Quando la cura è peggiore della malattia

D’altro canto, il costo del finanziamento per le imprese serbe è rimasto tra il 15% e il 18% annuo per anni, il che significa che, entro il 2020, le aziende avevano trasferito alle banche oltre 50 miliardi di euro solo in pagamenti di interessi. Diciotto anni e mezzo fa, nel settembre 2006, quando la Serbia ha adottato un nuovo quadro di politica monetaria (inflation targeting), il tasso di interesse di riferimento della Banca Nazionale di Serbia—che funge da parametro per i tassi di prestito bancari—era addirittura del 18%. Due anni dopo era ancora al 17,5% e successivamente si è attestato in media intorno al 10%.

Da un’economia già impoverita e fragile, cronicamente priva di capitale, sono stati drenati anche i pochi fondi liquidi disponibili. L’inflazione, che tra il 2007 e il 2012 è oscillata tra il 6,6% e il 12%, è stata contrastata principalmente con l’aumento dei tassi di interesse per ridurre la domanda di credito, senza un’analisi approfondita dei problemi sistemici, ignorando il fatto che a volte la cura può essere peggiore della malattia.

Parallelamente, gli sforzi per difendere il dinaro hanno portato a interventi sempre più massicci nel mercato valutario, seguiti immediatamente da un aumento dell’indebitamento. È stato liberato un genio dalla bottiglia che sarà difficile rimettere dentro, soprattutto perché l’economia serba manca chiaramente del potenziale per registrare tassi di crescita relativamente elevati e sostenibili nel medio e lungo periodo. Un altro problema è che la Serbia ha avuto un ruolo subordinato nel commercio internazionale, poiché le sue esportazioni sono state dominate principalmente da materie prime e prodotti a bassa intensità di valore aggiunto.

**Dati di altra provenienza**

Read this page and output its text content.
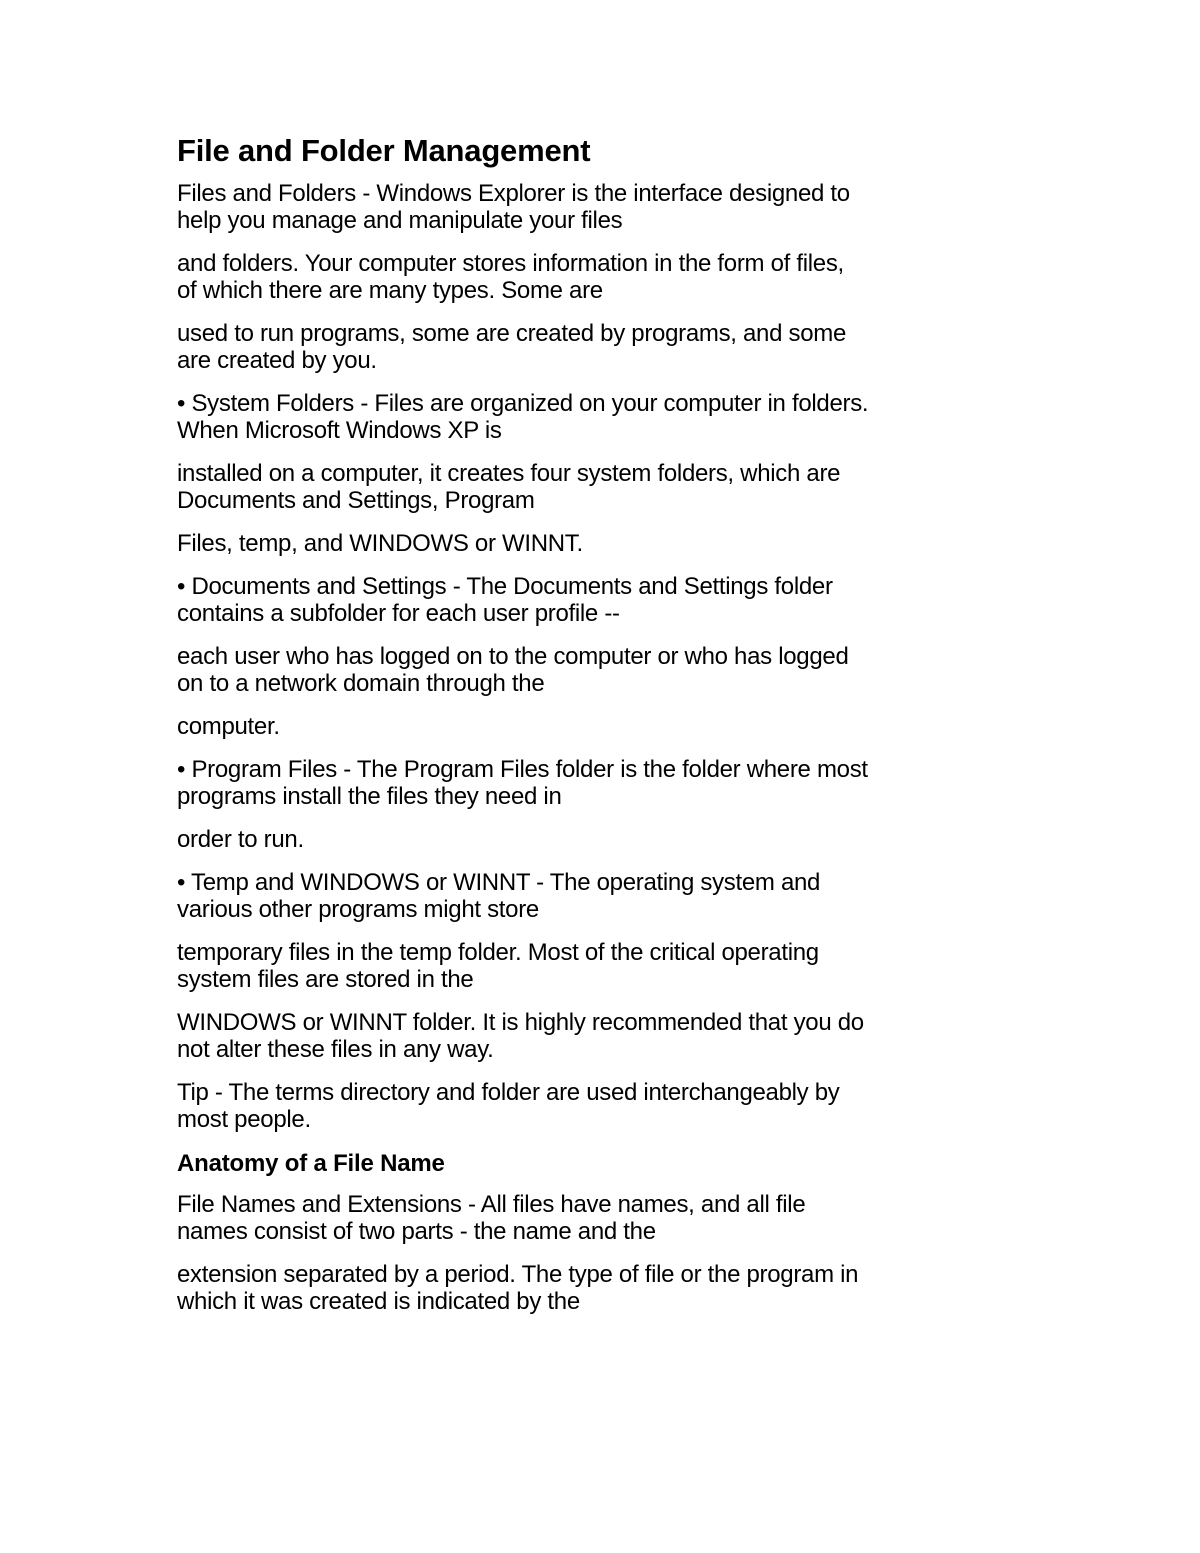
File and Folder Management

Files and Folders - Windows Explorer is the interface designed to
help you manage and manipulate your files

and folders. Your computer stores information in the form of files,
of which there are many types. Some are

used to run programs, some are created by programs, and some
are created by you.

• System Folders - Files are organized on your computer in folders.
When Microsoft Windows XP is

installed on a computer, it creates four system folders, which are
Documents and Settings, Program

Files, temp, and WINDOWS or WINNT.

• Documents and Settings - The Documents and Settings folder
contains a subfolder for each user profile --

each user who has logged on to the computer or who has logged
on to a network domain through the

computer.

• Program Files - The Program Files folder is the folder where most
programs install the files they need in

order to run.

• Temp and WINDOWS or WINNT - The operating system and
various other programs might store

temporary files in the temp folder. Most of the critical operating
system files are stored in the

WINDOWS or WINNT folder. It is highly recommended that you do
not alter these files in any way.

Tip - The terms directory and folder are used interchangeably by
most people.

Anatomy of a File Name

File Names and Extensions - All files have names, and all file
names consist of two parts - the name and the

extension separated by a period. The type of file or the program in
which it was created is indicated by the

Uno scenario simile si è verificato anche in altri paesi della regione, come descritto nel libro Scenario per il collasso economico dei paesi in transizione di Dragomir Sundać e Natalija Nikolovska, professori presso le Facoltà di Economia di Fiume e Skopje. Sebbene il libro sia stato scritto nel 2003, alcuni passaggi sembrano essere stati scritti oggi.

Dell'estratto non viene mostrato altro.